Duke student Sonam Aidasani said the unusual arrangement challenged the students "to grow together."

"Because the program incorporated a mandatory civic engagement project, we were able to discuss harsh realities together and explore how we would tackle them," Aidasani said.

The service work with the migrant children tied directly into the students' courses on Gandhi's politics and to their documentary classes, said Duke student Katia Griffin-Jakymac.  "Being involved in the school made our program more immersing," she  said.  "I first felt like I had a place on campus and in the city."

Working at the migrant school "changed my beliefs about education," Aidasani said. Visiting one of Gandhi's ashrams and the site of the 1919 Jallianwala Bagh massacre in Amritsar, "brought to life my readings and understanding of the father of India."
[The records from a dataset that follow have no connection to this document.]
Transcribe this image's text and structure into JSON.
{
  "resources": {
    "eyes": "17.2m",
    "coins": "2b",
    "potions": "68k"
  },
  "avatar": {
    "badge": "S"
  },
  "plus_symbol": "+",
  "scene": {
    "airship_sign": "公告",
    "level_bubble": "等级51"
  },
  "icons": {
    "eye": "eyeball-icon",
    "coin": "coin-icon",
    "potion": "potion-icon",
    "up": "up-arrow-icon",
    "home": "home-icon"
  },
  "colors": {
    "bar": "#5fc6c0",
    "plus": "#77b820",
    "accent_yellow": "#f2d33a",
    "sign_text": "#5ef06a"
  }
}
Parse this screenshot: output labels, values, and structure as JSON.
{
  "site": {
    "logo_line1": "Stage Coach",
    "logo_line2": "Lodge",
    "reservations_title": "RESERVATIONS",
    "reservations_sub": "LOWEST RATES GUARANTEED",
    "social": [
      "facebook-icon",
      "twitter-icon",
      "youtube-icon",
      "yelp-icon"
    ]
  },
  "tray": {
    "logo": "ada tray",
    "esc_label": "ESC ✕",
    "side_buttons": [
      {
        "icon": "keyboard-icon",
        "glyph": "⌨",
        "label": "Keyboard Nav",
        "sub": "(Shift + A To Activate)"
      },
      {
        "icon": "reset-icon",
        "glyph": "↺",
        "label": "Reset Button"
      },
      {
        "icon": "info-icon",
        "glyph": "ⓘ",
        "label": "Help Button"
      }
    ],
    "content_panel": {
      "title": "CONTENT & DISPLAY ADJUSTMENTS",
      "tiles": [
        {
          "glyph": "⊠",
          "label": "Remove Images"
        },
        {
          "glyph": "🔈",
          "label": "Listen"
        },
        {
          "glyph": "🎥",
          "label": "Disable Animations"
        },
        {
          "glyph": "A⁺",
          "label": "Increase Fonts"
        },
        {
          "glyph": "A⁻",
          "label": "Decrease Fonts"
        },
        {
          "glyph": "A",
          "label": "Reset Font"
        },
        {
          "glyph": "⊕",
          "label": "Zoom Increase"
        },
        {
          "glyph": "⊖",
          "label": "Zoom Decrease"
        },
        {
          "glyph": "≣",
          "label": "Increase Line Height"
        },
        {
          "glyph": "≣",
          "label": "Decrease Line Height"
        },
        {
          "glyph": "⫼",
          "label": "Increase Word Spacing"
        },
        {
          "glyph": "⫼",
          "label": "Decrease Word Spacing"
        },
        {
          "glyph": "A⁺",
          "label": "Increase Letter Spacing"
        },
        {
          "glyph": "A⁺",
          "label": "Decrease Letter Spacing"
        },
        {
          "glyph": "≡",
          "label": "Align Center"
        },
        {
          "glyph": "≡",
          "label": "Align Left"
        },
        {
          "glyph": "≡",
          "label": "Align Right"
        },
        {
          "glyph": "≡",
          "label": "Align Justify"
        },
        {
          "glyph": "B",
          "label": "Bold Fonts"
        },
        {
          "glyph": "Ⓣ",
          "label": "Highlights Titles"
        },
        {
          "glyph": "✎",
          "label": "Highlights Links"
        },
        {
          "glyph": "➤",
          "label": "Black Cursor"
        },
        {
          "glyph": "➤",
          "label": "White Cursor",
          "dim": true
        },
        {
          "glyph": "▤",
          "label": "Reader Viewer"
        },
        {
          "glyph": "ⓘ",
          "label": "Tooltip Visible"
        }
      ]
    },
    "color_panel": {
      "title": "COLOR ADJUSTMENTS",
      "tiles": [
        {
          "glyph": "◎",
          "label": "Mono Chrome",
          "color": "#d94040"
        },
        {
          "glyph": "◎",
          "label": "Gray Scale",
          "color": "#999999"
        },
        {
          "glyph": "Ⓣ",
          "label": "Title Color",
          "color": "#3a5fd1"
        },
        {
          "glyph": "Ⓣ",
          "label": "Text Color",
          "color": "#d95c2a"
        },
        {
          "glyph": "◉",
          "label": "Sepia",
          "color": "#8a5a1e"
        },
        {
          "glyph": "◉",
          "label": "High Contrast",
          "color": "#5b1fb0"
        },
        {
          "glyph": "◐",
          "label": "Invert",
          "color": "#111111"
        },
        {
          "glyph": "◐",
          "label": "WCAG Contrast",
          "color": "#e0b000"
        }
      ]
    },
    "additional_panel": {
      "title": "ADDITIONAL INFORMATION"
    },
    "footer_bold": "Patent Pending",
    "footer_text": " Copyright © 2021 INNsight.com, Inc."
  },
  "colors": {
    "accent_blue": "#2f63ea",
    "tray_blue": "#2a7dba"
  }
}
Duke officials have no current plans to offer a DIG course next year but are exploring possible new DIG programs and will again offer two DukeImmerse immersion experiences  next year. Regardless of how the university's experiment continues to unfold, the students now wrapping up their year-long focus on India say it has already proven invaluable, at least for them.

"I doubt I will ever have the chance to interact with my culture on such a level again," Aidasani said. "There isn't a day that goes by where I don't think about the children I worked with in the migrant school or the locals I had the chance to meet."